The media is swirling with reports about the verdict in the Casey Anthony case. Reporters and courthouse watchers are all talking about how shocked they are. Others speculate about what will happen to Anthony and her family now that she has been acquitted. It is easy to get dragged in to the media hype surrounding this case. After all, a little girl’s dead body was found in the woods, and her mother acted despicably in the days following her disappearance. But before you join that angry mob out there, take a minute to think about something else.
We all know that in a trial, the prosecution’s job is to prove its case beyond a reasonable doubt, and that the defense attorney’s job is to convince the jury that there is reasonable doubt. The role of defense attorney seems easy enough in cases where the criminal defendant might be a likeable person, or where the Government made some clear mistakes either in the investigation or in the prosecution of the case. But in cases like Anthony’s, where the defendant shows no remorse for what happened, or acts despicably in the days following the perpetration of the crime, the role of the defense attorney becomes all the more difficult and important. In cases where the defense attorney has to defend someone that is despised by the public, the defense attorney truly assumes the role of defender. The jury trial system given to us by the Founders of this great Nation knew the importance of the jury trial as a check against mob justice. And the Justices of the United States Supreme Court, in Gideon v. Wainwright, 372 U.S. 335 (1963), recognized that all defendants, regardless of income, have the right to be defended against criminal charges. The right to due process of law, which we all enjoy under the Constitution, requires nothing less.

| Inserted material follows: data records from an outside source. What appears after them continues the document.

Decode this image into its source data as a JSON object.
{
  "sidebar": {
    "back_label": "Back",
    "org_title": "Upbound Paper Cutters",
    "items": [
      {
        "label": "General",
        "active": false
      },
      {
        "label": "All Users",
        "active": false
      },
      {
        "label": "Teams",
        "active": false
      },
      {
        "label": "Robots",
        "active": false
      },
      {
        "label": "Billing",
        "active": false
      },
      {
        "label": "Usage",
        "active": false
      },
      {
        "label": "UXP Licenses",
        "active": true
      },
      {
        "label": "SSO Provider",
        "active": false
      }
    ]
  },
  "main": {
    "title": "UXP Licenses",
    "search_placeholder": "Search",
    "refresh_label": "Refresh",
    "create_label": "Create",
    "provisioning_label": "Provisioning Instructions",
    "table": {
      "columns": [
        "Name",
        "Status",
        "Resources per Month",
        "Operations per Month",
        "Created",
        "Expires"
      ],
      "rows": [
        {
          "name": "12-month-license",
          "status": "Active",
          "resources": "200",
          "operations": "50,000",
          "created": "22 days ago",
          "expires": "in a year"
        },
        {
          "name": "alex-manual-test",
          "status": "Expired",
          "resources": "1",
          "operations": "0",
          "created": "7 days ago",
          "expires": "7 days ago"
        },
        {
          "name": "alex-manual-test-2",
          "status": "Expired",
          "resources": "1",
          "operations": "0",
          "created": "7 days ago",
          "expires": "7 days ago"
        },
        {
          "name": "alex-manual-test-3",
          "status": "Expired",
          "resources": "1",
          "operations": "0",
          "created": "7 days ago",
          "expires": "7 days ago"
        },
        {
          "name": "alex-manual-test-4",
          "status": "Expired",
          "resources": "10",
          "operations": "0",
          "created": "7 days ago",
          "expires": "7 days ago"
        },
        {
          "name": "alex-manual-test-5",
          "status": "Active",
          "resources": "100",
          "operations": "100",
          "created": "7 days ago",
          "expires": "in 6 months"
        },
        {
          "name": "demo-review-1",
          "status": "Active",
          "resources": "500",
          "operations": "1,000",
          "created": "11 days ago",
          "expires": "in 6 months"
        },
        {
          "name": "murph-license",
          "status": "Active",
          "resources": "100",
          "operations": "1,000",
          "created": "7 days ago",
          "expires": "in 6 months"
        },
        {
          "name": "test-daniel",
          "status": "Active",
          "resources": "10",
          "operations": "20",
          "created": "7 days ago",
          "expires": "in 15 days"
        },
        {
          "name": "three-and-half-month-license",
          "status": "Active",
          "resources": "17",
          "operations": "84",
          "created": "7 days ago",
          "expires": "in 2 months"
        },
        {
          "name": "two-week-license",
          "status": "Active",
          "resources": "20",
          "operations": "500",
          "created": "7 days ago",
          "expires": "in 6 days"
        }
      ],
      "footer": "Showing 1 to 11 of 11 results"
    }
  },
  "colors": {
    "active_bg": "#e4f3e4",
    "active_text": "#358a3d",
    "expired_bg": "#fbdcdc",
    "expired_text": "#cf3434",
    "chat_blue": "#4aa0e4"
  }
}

It is somewhat ironic that the verdict in the Anthony case was reached one day after Independence Day. While we may feel angered and frustrated by the senseless death of little Caylee, and while we may disagree as to the appropriateness of the verdict, there are two things we should all take a moment to remember in these days surrounding the Fourth of July: the right to trial by jury, and the important role of the criminal defense attorney. An oath contained on the website of the Office of the Public Defender for the Fifteenth Judicial Circuit is worth quoting:
I am a Public Defender.
I am the guardian of the presumption of innocence.
My clients are the indigent accused.
They are the lonely, the friendless.
There is no one to speak for them but me.
My voice will be raised in their defense.
I will protect and defend my clients and the Constitutions of the United States and the State of Florida.
After only approximately 10 hours of deliberations, the jury reached its verdict in the Casey Anthony case: Not Guilty of Counts I through III, which were the counts charging Anthony in the death of her daughter. (Note: Count I charged First Degree Murder, Count II charged Aggravated Child Abuse, and Count III charged Aggravated Manslaughter of a Child). The jury did, however, find Anthony guilty on Counts IV through VII, which charged her with Providing False Information to a Law Enforcement Officer. Sentencing has been set for Thursday, July 7, 2011.
Pursuant to Florida Statute sec. 837.05(2), a person who provides false information to a law enforcement officer with regard to the alleged commission of a capital felony commits a third degree felony, and may be incarcerated for a term of up to 5 years. Since Anthony has been in custody on and off since the death of her daughter in 2008, Anthony may have already earned a substantial amount of credit for time served.